Tipping. Everyone’s got an opinion. The thing I hate most about tipping is the feeling of “I’m not doing this right”. To better understand it, I read a book about tipping by a veteran waiter. There are now several “tipping guides”, but I like Everything You Don’t Know About Tipping via Abnormal Returns because the author has a similar perspective. He’s not ranting about how tips should be abolished or how we should tip every person we meet 30%. He just wants to understand expectations and avoid the “dreaded Ambiguous Tipping Situation”. Am I under-tipping? Am I over-tipping? Should I tip at all? Here are the results:
I put on my Weird But Earnest Guy Doing a Survey About Something hat and hit the streets, interviewing 123 people working in New York jobs that involve tipping. My interviews included waiters, bartenders, baristas, manicurists, barbers, busboys, bellmen, valets, doormen, cab drivers, restaurant delivery people, and even some people who don’t get tipped but I’m not sure why, like acupuncturists and dental hygienists.

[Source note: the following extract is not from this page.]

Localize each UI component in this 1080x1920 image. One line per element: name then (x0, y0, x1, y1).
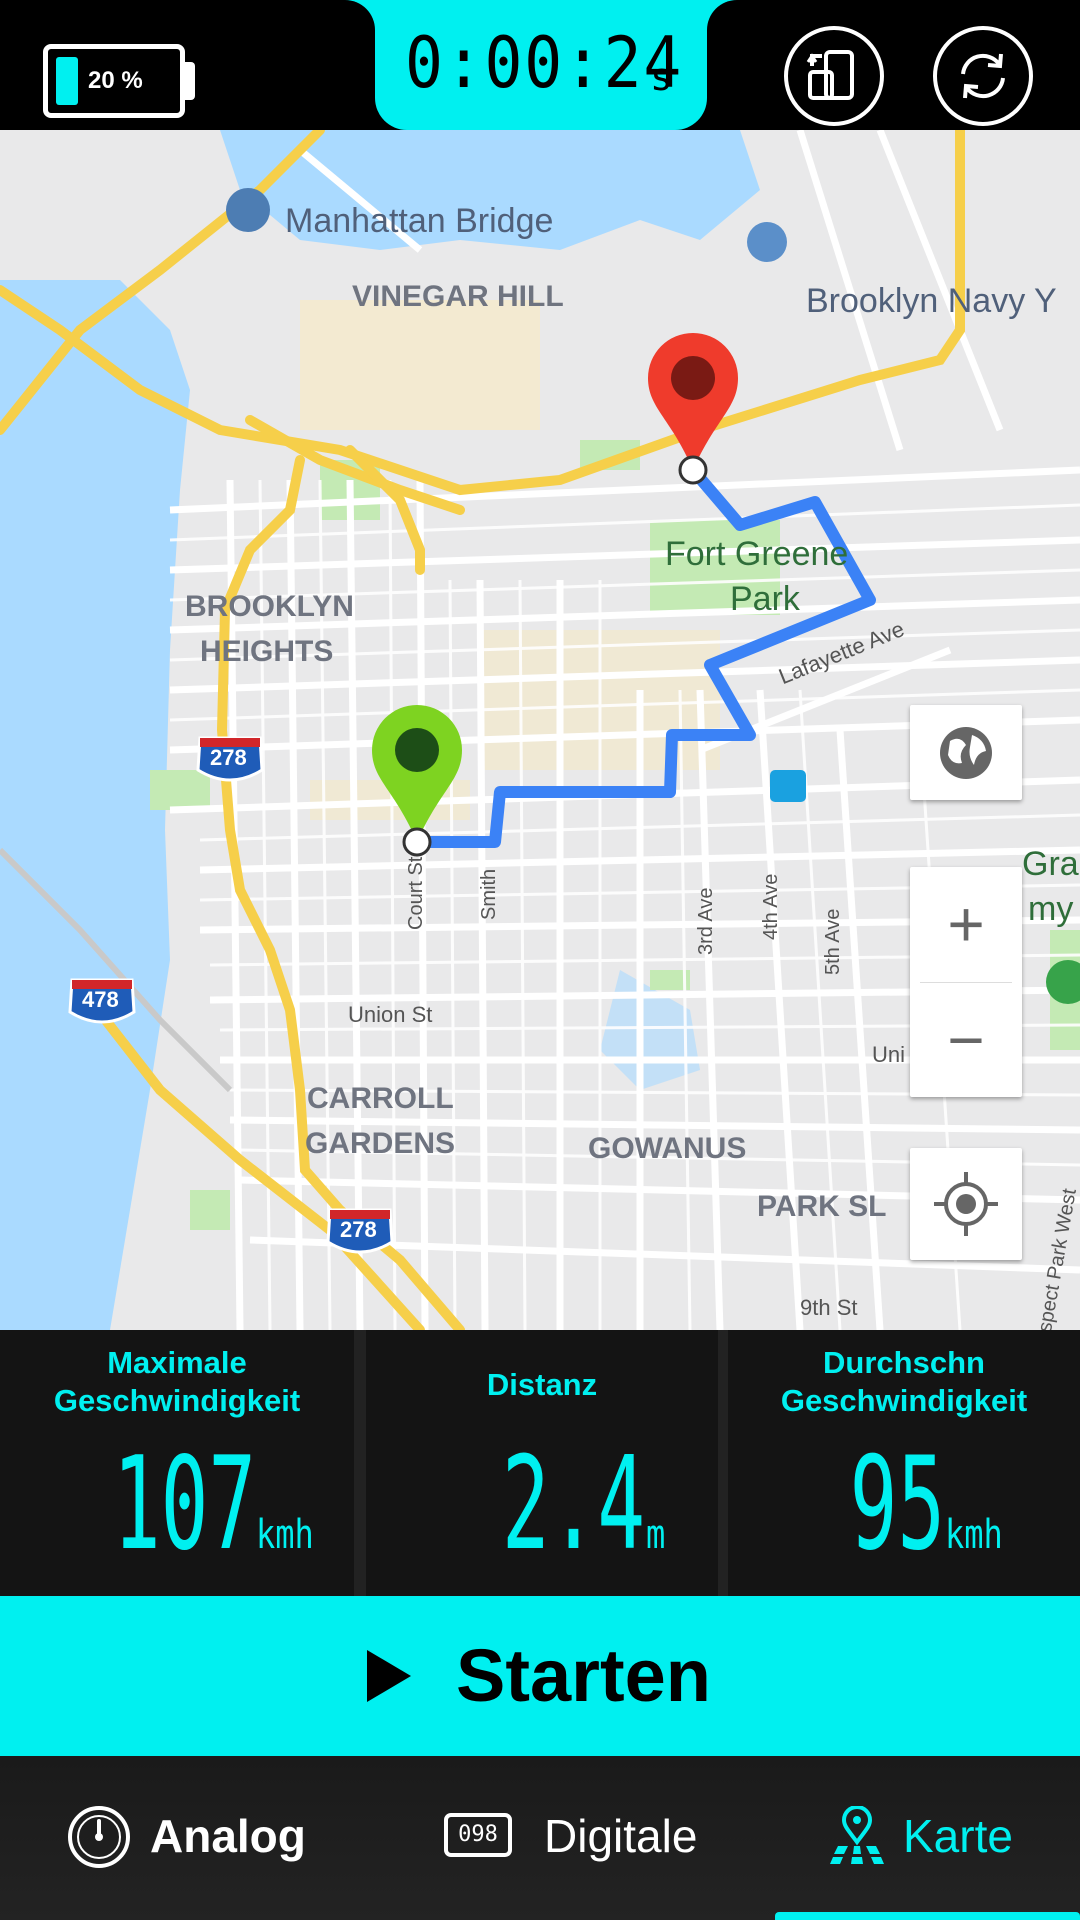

Later in the post, the author explores how being a low, average, or high tipper means for your budget in terms of dollars. Keep in mind that the numbers are for New York City.

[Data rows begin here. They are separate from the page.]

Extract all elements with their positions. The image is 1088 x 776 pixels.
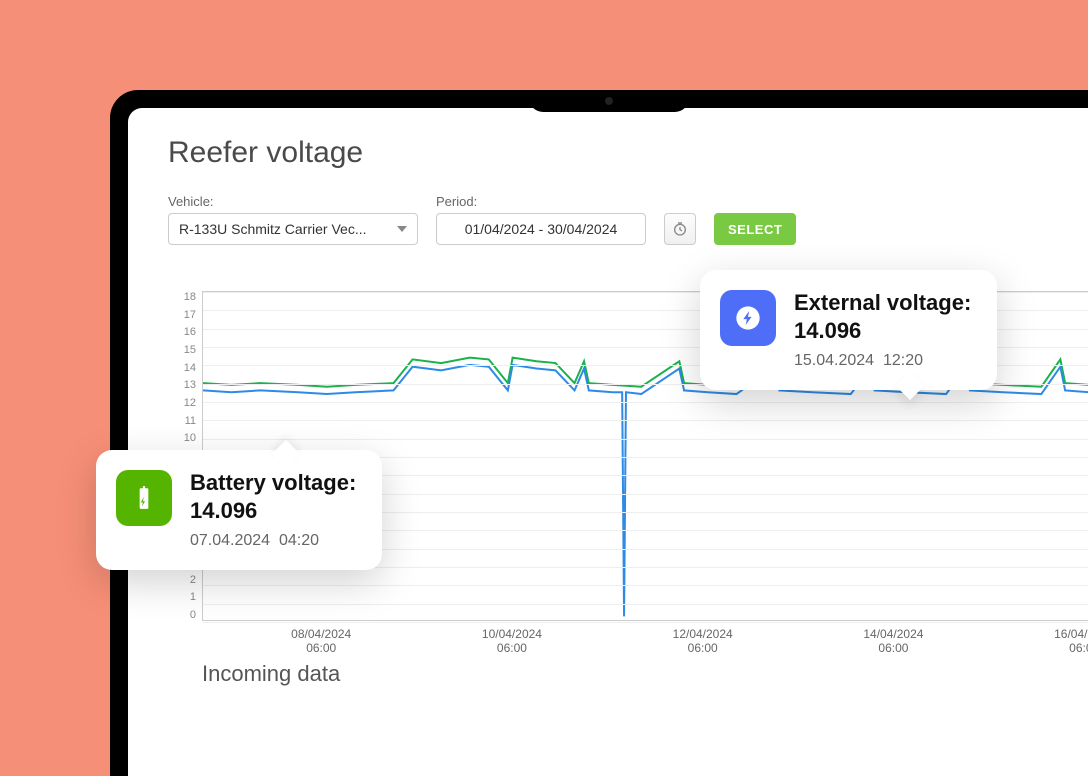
x-axis-labels: 08/04/202406:0010/04/202406:0012/04/2024…: [202, 621, 1088, 653]
period-label: Period:: [436, 194, 646, 209]
section-label: Incoming data: [202, 661, 1088, 687]
battery-icon: [116, 470, 172, 526]
tooltip-text: External voltage: 14.096 15.04.2024 12:2…: [794, 290, 971, 370]
bolt-icon: [720, 290, 776, 346]
page-title: Reefer voltage: [168, 136, 1088, 170]
laptop-frame: Reefer voltage Vehicle: R-133U Schmitz C…: [110, 90, 1088, 776]
laptop-notch: [529, 90, 689, 112]
vehicle-label: Vehicle:: [168, 194, 418, 209]
time-picker-button[interactable]: [664, 213, 696, 245]
vehicle-value: R-133U Schmitz Carrier Vec...: [179, 221, 367, 237]
select-button[interactable]: SELECT: [714, 213, 796, 245]
app-screen: Reefer voltage Vehicle: R-133U Schmitz C…: [128, 108, 1088, 776]
period-value: 01/04/2024 - 30/04/2024: [465, 221, 618, 237]
tooltip-value: 14.096: [190, 498, 356, 524]
tooltip-timestamp: 15.04.2024 12:20: [794, 352, 971, 370]
tooltip-external-voltage: External voltage: 14.096 15.04.2024 12:2…: [700, 270, 997, 390]
tooltip-name: Battery voltage:: [190, 470, 356, 496]
tooltip-value: 14.096: [794, 318, 971, 344]
tooltip-battery-voltage: Battery voltage: 14.096 07.04.2024 04:20: [96, 450, 382, 570]
period-input[interactable]: 01/04/2024 - 30/04/2024: [436, 213, 646, 245]
chevron-down-icon: [397, 226, 407, 232]
tooltip-timestamp: 07.04.2024 04:20: [190, 532, 356, 550]
tooltip-text: Battery voltage: 14.096 07.04.2024 04:20: [190, 470, 356, 550]
vehicle-select[interactable]: R-133U Schmitz Carrier Vec...: [168, 213, 418, 245]
vehicle-field: Vehicle: R-133U Schmitz Carrier Vec...: [168, 194, 418, 245]
clock-icon: [672, 221, 688, 237]
period-field: Period: 01/04/2024 - 30/04/2024: [436, 194, 646, 245]
filter-bar: Vehicle: R-133U Schmitz Carrier Vec... P…: [168, 194, 1088, 245]
tooltip-name: External voltage:: [794, 290, 971, 316]
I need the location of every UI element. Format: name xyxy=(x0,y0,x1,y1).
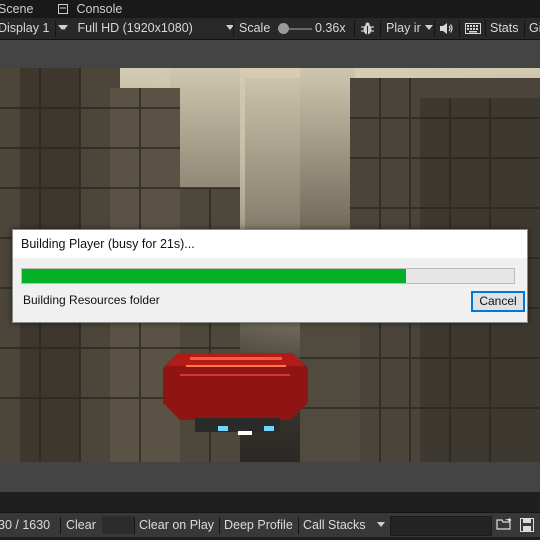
speaker-icon[interactable] xyxy=(439,22,453,36)
tab-console-label: Console xyxy=(76,2,123,16)
toolbar-divider xyxy=(380,20,381,37)
console-toolbar: 30 / 1630 Clear Clear on Play Deep Profi… xyxy=(0,512,540,537)
tab-scene-label: Scene xyxy=(0,2,34,16)
call-stacks-label: Call Stacks xyxy=(303,518,366,532)
resolution-dropdown[interactable]: Full HD (1920x1080) xyxy=(60,18,235,39)
tab-console[interactable]: Console xyxy=(58,0,122,18)
display-dropdown-label: Display 1 xyxy=(0,21,50,35)
toolbar-divider xyxy=(134,517,135,534)
gizmos-dropdown[interactable]: Gi xyxy=(529,18,540,39)
chevron-down-icon xyxy=(60,25,68,30)
save-icon[interactable] xyxy=(520,518,534,532)
play-mode-dropdown[interactable]: Play ir xyxy=(386,18,434,39)
game-view-letterbox-bottom xyxy=(0,462,540,492)
build-progress-dialog: Building Player (busy for 21s)... Buildi… xyxy=(12,229,528,323)
window-tab-strip: Scene Console xyxy=(0,0,540,19)
scale-value: 0.36x xyxy=(315,21,346,35)
bug-icon[interactable] xyxy=(360,21,375,37)
keyboard-icon[interactable] xyxy=(465,23,481,35)
panel-divider xyxy=(0,492,540,512)
toolbar-divider xyxy=(233,20,234,37)
chevron-down-icon xyxy=(425,25,434,30)
chevron-down-icon xyxy=(377,522,386,527)
game-view-letterbox-top xyxy=(0,40,540,68)
stats-button[interactable]: Stats xyxy=(490,18,519,39)
tab-scene[interactable]: Scene xyxy=(0,0,33,18)
toolbar-divider xyxy=(459,20,460,37)
toolbar-divider xyxy=(485,20,486,37)
deep-profile-toggle[interactable]: Deep Profile xyxy=(224,513,293,537)
build-progress-fill xyxy=(22,269,406,283)
toolbar-divider xyxy=(298,517,299,534)
toolbar-divider xyxy=(354,20,355,37)
call-stacks-dropdown[interactable]: Call Stacks xyxy=(303,513,386,537)
log-count: 30 / 1630 xyxy=(0,518,51,532)
scale-slider-handle[interactable] xyxy=(278,23,289,34)
toolbar-divider xyxy=(434,20,435,37)
toolbar-divider xyxy=(524,20,525,37)
toolbar-divider xyxy=(60,517,61,534)
resolution-dropdown-label: Full HD (1920x1080) xyxy=(77,21,193,35)
console-search-input[interactable] xyxy=(390,516,492,536)
build-status-text: Building Resources folder xyxy=(23,293,160,307)
build-progress-bar xyxy=(21,268,515,284)
open-folder-icon[interactable] xyxy=(496,517,512,533)
toolbar-divider xyxy=(219,517,220,534)
clear-button[interactable]: Clear xyxy=(66,513,96,537)
clear-on-play-toggle[interactable]: Clear on Play xyxy=(139,513,214,537)
console-icon xyxy=(58,4,68,14)
dialog-title: Building Player (busy for 21s)... xyxy=(13,230,527,258)
toolbar-divider xyxy=(55,20,56,37)
clear-dropdown[interactable] xyxy=(102,516,134,534)
scale-label: Scale xyxy=(239,21,271,35)
cancel-button[interactable]: Cancel xyxy=(471,291,525,312)
play-mode-label: Play ir xyxy=(386,21,421,35)
display-dropdown[interactable]: Display 1 xyxy=(0,18,66,39)
game-view-toolbar: Display 1 Full HD (1920x1080) Scale 0.36… xyxy=(0,18,540,40)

I’m probably in the “low spender” range, as my little-kid lifestyle doesn’t include frequent visits to establishments that involve tipping. On the other hand, I have discovered the joys of tipping a skycap at the airport and seeing 3 car seats and multiple suitcases disappear at the curb. For the most part, I think that tipping on the “expected” level shouldn’t break your budget. These are mostly optional services; It’s not like you have to tip the grocery store cashier, the gas pump, or your landlord.
For me, tipping goes in the bucket of “I would change if I was omnipotent, but in reality I’m going to waste my life energy on it.” I simply aim to keep everyone happy (or at least satisfied) and move on with my day. This guide may not be perfect (there’s always someone with a gripe) but it helps.